Summary: bias produced for incomplete publishing of all trials/ data
Example: imagine you're reporting on North Korea's Football Team and you only report the games a team wins. The audience will conclude the team is doing far better than its reality. In research, a common example is whilst performing a meta analysis, if only positive findings are published and neutral findings are not, reviewers will conclude a drug is more effective than its reality. This is an issue because, for publishers, positive findings are more exciting to publish!
Summary: bias producing from comparing a variable across two different groups
Example: imagine you and your colleague are required to do a ward round on two wards. Unfortunately, your colleague picks the ward with the easier patients and he finishes quicker than you. When he celebrates, you explain this is a case of selection bias as his patients were easier and suggest if a fair comparison can be made, then the two patients groups should be comparable, e.g. by blind allocation.
Definitions
Null hypothesis example: a drug has no effect on a disease.

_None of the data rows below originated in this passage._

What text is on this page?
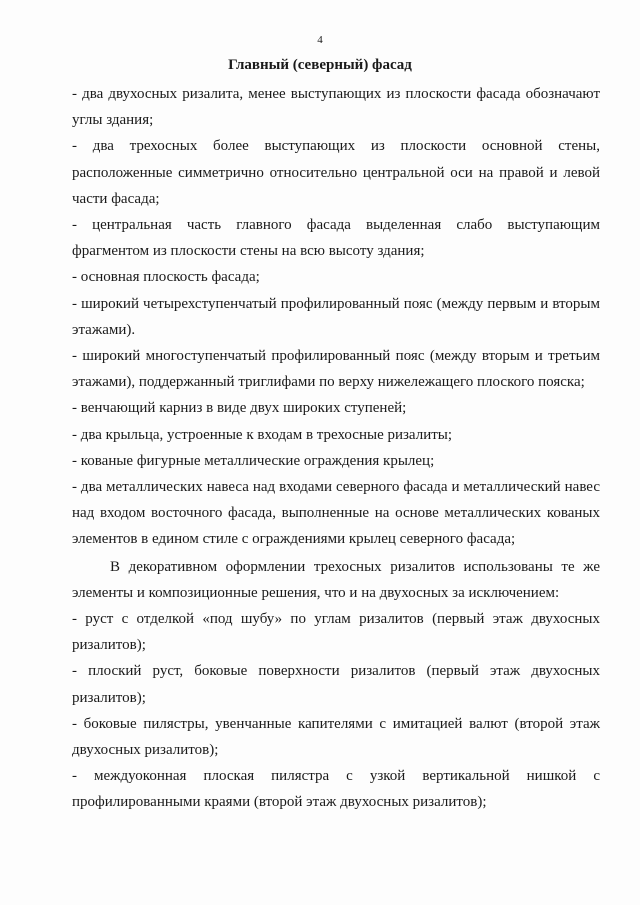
4
Главный (северный) фасад

- два двухосных ризалита, менее выступающих из плоскости фасада обозначают углы здания;

- два трехосных более выступающих из плоскости основной стены, расположенные симметрично относительно центральной оси на правой и левой части фасада;

- центральная часть главного фасада выделенная слабо выступающим фрагментом из плоскости стены на всю высоту здания;

- основная плоскость фасада;

- широкий четырехступенчатый профилированный пояс (между первым и вторым этажами).

- широкий многоступенчатый профилированный пояс (между вторым и третьим этажами), поддержанный триглифами по верху нижележащего плоского пояска;

- венчающий карниз в виде двух широких ступеней;

- два крыльца, устроенные к входам в трехосные ризалиты;

- кованые фигурные металлические ограждения крылец;

- два металлических навеса над входами северного фасада и металлический навес над входом восточного фасада, выполненные на основе металлических кованых элементов в едином стиле с ограждениями крылец северного фасада;

В декоративном оформлении трехосных ризалитов использованы те же элементы и композиционные решения, что и на двухосных за исключением:

- руст с отделкой «под шубу» по углам ризалитов (первый этаж двухосных ризалитов);

- плоский руст, боковые поверхности ризалитов (первый этаж двухосных ризалитов);

- боковые пилястры, увенчанные капителями с имитацией валют (второй этаж двухосных ризалитов);

- междуоконная плоская пилястра с узкой вертикальной нишкой с профилированными краями (второй этаж двухосных ризалитов);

Type 1 Error: incorrectly accepting the null hypothesis, i.e. stating a drug has an effect when there is no effect.
Type 2 Error: incorrectly rejecting the null hypothesis, i.e. stating a drug has no effect when there an effect.
Reducing Errors
Type 1 errors reduced by raising your threshold for significance. This is normally 95%, however moving to 99% would mean you require more evidence to state the drug has an effect and so the type 1 error rate would be 1%.
Type 2 errors reduced by increasing the sample size. This allows a study to detect smaller drug effects by increasing its power.